You can think David Johnston is fit for the gig of rapporteur or not. You can think Justin Trudeau is a Chinese agent or not, even. Hell, you can even think the Trudeau Foundation is evil. But Bob Fife has, in reporting a story in a sensationalist way, roped in a charity with nothing to do with election interference into this, and poisoned the brains of a lot of people who think because Trudeau’s in the name every donation to it is a bribe.
And that is going to have consequences for a long time to come.

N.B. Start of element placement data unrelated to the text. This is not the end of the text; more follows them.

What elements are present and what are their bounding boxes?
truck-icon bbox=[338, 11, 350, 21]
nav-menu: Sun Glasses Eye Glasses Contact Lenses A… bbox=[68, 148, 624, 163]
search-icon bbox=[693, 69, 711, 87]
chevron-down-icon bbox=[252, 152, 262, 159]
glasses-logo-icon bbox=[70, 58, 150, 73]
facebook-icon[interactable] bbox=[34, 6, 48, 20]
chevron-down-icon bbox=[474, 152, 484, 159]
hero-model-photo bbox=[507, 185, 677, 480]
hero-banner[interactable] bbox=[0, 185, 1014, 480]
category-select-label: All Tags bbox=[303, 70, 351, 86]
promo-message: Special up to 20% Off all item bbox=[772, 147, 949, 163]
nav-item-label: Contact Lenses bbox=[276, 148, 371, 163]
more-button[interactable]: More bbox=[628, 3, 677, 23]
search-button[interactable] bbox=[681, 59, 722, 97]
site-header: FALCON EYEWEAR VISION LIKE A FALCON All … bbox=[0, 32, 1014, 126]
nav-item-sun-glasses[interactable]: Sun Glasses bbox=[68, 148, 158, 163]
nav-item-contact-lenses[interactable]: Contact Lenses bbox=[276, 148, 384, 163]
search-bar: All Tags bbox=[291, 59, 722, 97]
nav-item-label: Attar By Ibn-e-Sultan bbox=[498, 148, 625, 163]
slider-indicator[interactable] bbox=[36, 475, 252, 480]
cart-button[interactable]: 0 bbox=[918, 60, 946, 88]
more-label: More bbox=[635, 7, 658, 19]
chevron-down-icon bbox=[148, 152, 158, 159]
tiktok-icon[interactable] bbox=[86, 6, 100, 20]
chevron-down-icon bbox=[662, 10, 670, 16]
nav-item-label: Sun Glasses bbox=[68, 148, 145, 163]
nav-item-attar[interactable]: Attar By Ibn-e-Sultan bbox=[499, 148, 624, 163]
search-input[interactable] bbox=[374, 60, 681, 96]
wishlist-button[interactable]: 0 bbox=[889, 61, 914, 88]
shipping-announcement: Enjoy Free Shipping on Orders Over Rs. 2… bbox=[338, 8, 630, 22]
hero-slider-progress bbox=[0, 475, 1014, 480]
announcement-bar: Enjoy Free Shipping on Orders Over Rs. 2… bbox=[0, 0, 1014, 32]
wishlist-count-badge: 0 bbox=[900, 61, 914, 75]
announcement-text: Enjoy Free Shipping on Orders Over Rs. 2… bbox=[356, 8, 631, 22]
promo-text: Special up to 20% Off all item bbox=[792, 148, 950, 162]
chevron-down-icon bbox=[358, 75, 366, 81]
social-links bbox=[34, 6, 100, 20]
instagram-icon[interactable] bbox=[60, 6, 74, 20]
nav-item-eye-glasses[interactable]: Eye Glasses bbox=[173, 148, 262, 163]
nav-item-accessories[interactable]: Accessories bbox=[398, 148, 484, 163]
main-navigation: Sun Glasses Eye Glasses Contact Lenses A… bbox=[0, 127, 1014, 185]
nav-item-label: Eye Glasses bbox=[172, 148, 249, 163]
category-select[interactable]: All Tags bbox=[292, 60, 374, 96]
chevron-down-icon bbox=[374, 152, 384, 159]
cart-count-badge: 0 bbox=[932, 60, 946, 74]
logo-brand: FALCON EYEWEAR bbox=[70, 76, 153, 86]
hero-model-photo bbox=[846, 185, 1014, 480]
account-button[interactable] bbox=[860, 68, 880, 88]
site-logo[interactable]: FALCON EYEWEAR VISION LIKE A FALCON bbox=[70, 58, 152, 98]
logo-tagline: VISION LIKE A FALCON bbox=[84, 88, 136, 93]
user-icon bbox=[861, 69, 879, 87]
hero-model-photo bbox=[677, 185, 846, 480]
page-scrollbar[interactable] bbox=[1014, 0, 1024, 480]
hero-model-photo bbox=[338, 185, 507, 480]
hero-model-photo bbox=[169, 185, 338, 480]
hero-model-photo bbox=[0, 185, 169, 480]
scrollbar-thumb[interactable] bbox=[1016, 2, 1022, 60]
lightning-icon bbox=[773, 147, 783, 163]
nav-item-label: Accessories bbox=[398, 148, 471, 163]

One further point that most people do not understand. As someone who is part of a family that set up a foundation in our name, there is no way that any member of our family has now or will ever have access to money that is currently invested in the foundation. There were three primary reasons for setting up the foundation in the first place. The first was taxes. After we sold a family business, part of the proceeds from that sale went into the foundation, to minimize the tax implications. The second, was to have funds available to my husband and I, and eventually the extended family to donate to charities we support. And finally the third, was to ensure that these funds could not be used for anything other than doing good in the world. In other words. No member of the family has access to these funds. This whole China/Trudeau Foundation connection is all smoke and mirrors.
We hear Chinese influence and election interference shouting from almost every Postmedia owned newspaper while their "reporters" go about doing the exact same thing they accuse the Chinese of. Except there is SILENCE from the CPC on that interference. I think this has become a case of "we know we can't win, so we'll break it".